Silver slipped on Friday in the North American session, falling 0.54% amid rising US Treasury yields and a sharp shift in sentiment after President Trump declared the ceasefire “over.” The XAG/USD pair was trading around $59.66 at press time.
XAG/USD Price Forecast: Technical Analysis
Silver remains bearish, with the price action continuing to form lower highs and lower lows. The Relative Strength Index (RSI) stays below the 50 mark, edging toward oversold territory. Combined with the factors discussed and ongoing geopolitical tension, the path of least resistance for XAG/USD points to the downside.

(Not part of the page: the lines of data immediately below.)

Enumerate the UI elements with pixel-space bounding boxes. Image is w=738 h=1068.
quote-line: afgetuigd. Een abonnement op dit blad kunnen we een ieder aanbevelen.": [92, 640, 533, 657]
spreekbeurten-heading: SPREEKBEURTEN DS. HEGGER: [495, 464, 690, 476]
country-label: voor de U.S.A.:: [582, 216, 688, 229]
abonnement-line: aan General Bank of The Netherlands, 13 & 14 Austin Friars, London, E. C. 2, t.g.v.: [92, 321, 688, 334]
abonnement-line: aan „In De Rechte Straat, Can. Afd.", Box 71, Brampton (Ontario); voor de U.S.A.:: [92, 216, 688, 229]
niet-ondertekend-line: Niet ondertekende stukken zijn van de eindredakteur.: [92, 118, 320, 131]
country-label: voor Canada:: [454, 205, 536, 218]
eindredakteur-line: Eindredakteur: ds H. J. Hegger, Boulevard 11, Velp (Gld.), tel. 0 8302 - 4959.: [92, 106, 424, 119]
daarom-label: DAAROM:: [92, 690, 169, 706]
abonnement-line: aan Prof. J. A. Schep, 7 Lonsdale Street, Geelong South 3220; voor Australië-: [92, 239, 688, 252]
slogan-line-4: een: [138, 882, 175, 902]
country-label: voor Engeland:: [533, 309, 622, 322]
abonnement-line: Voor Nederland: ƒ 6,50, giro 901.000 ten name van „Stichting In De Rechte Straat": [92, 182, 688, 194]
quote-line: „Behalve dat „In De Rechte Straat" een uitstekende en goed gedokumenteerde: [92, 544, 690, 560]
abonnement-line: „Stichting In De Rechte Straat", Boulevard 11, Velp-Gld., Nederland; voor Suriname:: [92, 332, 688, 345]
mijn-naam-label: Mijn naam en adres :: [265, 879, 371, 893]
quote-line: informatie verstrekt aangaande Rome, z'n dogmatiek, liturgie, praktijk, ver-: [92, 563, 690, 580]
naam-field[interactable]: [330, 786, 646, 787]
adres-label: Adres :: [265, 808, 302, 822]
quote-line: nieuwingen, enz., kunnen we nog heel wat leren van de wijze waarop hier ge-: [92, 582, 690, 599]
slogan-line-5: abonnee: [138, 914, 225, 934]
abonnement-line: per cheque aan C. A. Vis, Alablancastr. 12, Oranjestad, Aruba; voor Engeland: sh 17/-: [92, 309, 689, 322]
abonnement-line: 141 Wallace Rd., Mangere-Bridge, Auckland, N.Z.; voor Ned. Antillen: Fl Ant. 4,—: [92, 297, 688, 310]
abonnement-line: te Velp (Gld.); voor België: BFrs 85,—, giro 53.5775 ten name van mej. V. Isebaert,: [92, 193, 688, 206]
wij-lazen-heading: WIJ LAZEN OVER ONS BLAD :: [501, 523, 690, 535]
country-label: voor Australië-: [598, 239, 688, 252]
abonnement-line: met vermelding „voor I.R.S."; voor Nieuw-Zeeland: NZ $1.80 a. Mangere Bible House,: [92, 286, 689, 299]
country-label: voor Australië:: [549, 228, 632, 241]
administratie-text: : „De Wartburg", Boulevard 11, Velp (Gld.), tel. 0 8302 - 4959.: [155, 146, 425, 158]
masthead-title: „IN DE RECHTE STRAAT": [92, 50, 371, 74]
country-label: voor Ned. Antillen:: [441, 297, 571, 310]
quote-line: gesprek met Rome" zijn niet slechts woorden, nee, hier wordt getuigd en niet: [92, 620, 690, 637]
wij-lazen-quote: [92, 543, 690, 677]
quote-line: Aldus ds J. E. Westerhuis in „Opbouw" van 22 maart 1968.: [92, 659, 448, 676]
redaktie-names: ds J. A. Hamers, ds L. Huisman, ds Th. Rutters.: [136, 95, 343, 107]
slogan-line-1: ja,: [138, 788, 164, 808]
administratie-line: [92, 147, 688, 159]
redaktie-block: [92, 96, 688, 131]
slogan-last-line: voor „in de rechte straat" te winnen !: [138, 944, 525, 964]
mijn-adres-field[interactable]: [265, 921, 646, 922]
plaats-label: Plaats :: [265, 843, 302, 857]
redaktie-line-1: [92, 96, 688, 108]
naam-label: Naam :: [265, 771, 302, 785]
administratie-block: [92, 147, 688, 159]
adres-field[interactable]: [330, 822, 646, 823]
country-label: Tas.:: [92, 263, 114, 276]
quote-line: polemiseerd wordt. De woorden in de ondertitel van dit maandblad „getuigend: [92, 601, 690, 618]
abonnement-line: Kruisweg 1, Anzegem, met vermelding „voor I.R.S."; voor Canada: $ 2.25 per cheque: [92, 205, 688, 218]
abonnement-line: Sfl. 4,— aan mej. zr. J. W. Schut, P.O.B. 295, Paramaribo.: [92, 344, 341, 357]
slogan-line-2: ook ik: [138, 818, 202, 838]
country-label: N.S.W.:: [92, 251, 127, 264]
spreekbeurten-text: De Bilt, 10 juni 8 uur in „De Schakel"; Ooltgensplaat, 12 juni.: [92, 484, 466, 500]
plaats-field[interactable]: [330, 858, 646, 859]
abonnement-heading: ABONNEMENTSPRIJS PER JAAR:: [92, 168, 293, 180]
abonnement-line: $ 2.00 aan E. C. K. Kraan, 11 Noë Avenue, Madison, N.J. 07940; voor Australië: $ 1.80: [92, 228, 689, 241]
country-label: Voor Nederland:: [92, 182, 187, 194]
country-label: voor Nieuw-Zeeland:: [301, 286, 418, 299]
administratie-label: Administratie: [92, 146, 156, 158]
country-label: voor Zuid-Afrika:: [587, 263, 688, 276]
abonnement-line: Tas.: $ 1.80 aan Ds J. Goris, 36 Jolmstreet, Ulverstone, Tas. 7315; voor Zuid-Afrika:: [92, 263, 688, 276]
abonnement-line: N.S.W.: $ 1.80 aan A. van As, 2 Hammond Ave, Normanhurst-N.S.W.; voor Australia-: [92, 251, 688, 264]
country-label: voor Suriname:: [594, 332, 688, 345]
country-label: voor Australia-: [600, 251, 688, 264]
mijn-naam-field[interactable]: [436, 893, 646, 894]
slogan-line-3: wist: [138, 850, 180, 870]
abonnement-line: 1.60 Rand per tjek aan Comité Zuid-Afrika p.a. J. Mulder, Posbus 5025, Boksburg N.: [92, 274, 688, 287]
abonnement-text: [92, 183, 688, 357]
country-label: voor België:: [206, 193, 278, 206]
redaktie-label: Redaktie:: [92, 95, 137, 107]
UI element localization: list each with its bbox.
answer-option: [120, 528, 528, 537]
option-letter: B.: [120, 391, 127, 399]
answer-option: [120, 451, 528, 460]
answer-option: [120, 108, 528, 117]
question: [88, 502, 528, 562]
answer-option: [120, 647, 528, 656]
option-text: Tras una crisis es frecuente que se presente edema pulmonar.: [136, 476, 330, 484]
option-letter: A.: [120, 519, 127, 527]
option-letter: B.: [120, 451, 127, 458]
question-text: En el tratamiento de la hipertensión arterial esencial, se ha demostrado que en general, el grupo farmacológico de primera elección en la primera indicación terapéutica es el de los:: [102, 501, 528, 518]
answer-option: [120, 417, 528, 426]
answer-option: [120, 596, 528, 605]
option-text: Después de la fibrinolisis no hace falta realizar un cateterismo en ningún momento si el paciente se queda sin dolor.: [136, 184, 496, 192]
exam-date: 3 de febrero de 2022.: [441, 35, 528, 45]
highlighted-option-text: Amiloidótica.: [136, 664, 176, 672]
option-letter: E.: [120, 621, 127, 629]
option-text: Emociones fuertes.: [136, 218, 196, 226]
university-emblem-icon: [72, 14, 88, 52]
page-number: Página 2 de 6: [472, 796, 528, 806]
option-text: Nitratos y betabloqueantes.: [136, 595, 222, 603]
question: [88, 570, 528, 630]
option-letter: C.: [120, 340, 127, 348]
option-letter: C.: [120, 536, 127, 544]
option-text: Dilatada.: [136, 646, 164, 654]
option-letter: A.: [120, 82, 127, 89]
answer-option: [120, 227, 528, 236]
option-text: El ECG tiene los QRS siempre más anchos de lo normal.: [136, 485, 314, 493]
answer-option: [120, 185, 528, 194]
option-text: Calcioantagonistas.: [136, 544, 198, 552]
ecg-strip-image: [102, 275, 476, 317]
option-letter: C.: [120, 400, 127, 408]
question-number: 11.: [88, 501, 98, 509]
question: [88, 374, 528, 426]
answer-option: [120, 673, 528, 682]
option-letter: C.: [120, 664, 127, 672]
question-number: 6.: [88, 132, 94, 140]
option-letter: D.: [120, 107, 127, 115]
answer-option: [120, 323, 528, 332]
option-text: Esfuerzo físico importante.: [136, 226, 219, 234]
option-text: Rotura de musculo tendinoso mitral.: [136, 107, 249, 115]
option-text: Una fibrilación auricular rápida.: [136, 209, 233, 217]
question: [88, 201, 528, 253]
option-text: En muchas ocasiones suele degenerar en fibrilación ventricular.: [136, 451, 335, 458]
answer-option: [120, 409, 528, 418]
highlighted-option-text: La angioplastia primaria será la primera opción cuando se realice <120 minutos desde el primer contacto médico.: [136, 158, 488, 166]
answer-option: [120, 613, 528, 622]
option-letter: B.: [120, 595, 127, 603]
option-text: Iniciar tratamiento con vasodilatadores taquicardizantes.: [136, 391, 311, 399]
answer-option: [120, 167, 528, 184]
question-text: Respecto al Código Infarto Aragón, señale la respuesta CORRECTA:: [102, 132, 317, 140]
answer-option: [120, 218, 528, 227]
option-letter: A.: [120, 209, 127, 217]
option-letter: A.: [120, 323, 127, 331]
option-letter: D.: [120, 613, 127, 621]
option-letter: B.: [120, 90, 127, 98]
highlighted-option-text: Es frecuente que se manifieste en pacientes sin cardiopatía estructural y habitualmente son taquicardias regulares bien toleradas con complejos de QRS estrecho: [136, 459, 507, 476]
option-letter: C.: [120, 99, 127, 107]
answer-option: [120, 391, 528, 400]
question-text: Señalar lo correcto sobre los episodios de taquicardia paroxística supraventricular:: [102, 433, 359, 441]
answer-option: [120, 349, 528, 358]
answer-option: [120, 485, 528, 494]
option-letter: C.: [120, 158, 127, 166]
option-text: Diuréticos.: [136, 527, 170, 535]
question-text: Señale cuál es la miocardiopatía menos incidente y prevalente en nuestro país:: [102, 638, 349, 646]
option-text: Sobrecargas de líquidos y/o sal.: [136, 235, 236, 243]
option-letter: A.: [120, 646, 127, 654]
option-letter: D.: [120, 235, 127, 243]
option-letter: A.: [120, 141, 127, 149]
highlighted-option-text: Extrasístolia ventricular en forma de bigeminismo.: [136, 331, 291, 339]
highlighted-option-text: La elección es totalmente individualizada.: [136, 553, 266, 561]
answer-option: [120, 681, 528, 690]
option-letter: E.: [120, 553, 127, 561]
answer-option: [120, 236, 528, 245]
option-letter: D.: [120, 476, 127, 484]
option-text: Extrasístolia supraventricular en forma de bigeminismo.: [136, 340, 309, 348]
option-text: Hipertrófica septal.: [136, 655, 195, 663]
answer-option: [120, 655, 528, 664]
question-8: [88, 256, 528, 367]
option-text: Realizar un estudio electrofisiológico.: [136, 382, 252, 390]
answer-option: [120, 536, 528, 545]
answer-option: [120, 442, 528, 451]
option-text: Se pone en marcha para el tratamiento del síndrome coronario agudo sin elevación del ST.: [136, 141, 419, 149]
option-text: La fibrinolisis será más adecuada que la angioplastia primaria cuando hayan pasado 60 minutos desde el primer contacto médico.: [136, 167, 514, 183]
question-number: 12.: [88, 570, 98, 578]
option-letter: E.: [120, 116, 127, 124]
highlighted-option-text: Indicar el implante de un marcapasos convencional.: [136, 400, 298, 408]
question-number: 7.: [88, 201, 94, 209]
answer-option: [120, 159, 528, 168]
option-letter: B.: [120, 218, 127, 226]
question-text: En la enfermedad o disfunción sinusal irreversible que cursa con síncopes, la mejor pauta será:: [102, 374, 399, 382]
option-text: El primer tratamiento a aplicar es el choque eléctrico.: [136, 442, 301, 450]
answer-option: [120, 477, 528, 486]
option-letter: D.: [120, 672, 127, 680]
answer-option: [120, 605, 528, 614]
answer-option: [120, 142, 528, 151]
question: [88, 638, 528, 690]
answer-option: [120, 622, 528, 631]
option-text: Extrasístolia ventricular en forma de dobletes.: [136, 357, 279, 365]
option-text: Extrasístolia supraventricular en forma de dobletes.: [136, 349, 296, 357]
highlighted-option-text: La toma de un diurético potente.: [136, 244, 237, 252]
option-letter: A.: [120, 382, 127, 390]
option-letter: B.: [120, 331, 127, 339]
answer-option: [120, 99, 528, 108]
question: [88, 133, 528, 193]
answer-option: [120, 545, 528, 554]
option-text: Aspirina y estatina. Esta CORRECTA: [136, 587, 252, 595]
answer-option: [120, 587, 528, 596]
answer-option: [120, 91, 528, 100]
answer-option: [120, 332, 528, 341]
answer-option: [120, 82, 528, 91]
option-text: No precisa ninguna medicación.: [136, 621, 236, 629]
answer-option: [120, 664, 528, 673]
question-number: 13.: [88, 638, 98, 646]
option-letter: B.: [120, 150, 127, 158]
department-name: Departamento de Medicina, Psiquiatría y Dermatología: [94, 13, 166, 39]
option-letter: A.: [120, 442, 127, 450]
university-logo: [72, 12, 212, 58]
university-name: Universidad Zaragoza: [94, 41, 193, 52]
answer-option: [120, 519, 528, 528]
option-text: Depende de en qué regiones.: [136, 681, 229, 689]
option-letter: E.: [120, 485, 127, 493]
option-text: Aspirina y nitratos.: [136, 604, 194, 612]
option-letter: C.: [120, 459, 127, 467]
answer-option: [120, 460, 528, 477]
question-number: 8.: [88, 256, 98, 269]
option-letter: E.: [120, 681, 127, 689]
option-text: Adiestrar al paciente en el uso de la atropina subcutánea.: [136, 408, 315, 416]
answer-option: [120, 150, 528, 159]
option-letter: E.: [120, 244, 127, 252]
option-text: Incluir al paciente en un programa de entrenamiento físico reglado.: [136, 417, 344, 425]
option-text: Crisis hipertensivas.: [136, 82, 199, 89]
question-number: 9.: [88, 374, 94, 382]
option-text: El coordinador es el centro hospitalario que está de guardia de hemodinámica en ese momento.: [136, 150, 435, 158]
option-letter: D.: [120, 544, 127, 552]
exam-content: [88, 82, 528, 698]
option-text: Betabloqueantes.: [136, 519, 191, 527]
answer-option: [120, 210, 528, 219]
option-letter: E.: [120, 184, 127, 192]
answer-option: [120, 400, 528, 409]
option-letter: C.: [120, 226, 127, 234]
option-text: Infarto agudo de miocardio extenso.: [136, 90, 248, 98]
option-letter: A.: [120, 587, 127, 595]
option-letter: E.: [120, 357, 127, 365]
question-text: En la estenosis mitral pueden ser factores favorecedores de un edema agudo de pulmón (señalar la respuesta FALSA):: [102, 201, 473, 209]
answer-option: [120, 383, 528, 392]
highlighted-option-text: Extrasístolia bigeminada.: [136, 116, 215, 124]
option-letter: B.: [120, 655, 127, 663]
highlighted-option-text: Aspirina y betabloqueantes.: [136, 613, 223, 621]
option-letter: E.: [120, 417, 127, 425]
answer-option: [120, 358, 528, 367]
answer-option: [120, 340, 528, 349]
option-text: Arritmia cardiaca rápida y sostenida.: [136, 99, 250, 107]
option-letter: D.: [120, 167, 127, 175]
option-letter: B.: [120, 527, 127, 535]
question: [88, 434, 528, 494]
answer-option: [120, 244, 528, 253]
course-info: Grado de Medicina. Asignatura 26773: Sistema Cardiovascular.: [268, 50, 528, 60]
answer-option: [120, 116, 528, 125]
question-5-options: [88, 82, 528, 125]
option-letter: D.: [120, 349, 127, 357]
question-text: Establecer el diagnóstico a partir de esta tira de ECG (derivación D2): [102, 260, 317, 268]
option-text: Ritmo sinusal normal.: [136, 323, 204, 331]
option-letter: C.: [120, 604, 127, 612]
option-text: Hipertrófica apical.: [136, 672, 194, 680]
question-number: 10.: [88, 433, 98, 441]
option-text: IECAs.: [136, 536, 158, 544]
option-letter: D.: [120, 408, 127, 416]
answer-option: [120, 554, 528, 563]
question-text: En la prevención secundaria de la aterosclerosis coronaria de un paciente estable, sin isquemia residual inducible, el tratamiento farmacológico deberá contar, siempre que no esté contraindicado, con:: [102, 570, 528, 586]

To resume a bearish move, traders need to break below the July 8 daily low of $57.22. The year‑to‑date low sits at $55.63, recorded on June 22 after silver fell beneath the 200‑day simple moving average in mid‑June. A break of these levels could set the stage for a slide toward the November 13 2025 high‑turned‑support at $54.30.
Conversely, silver could turn neutral if buyers manage to reclaim the descending resistance trendline that traces the June highs in the $62.25‑$62.50 zone. Breaking above that line would allow the price to test the 50‑day and 200‑day SMAs, located at roughly $69.94 and $70.31.
Silver FAQs
Silver is a widely traded precious metal that investors use as a store of value and a medium of exchange. While it is less prominent than gold, traders often add silver to their portfolios to diversify, benefit from its intrinsic value, or hedge against high inflation. Exposure can be gained through physical forms—coins and bars—or via financial instruments such as exchange‑traded funds that mirror its price on global markets.
Silver’s price is influenced by many factors. Geopolitical turmoil or fears of a deep recession can lift its safe‑haven appeal, though the effect is usually weaker than for gold. As a non‑yielding asset, silver generally gains when interest rates fall. Because it is quoted in US dollars (XAG/USD), the currency’s strength also matters: a strong dollar tends to suppress silver prices, while a weaker dollar often lifts them. Additional drivers include investment demand, mine output—silver is far more abundant than gold—and recycling rates.
Industrial demand also shapes silver’s price. The metal’s excellent electrical conductivity—surpassing that of copper and gold—makes it essential in electronics and solar‑energy applications. Rising industrial demand can push prices higher, while a drop in demand can pull them back. Economic activity in the United States, China, and India further affects the market: the U.S. and especially China consume large amounts of silver in manufacturing, whereas in India, jewelry demand is a major price‑setting factor.
Silver’s price often moves in tandem with gold. When gold climbs, silver usually follows, reflecting their shared safe‑haven characteristics. The gold‑to‑silver ratio—indicating how many ounces of silver are needed to buy one ounce of gold—can help assess the relative value of the two metals. A high ratio may signal that silver is undervalued (or gold overvalued), whereas a low ratio can suggest the opposite.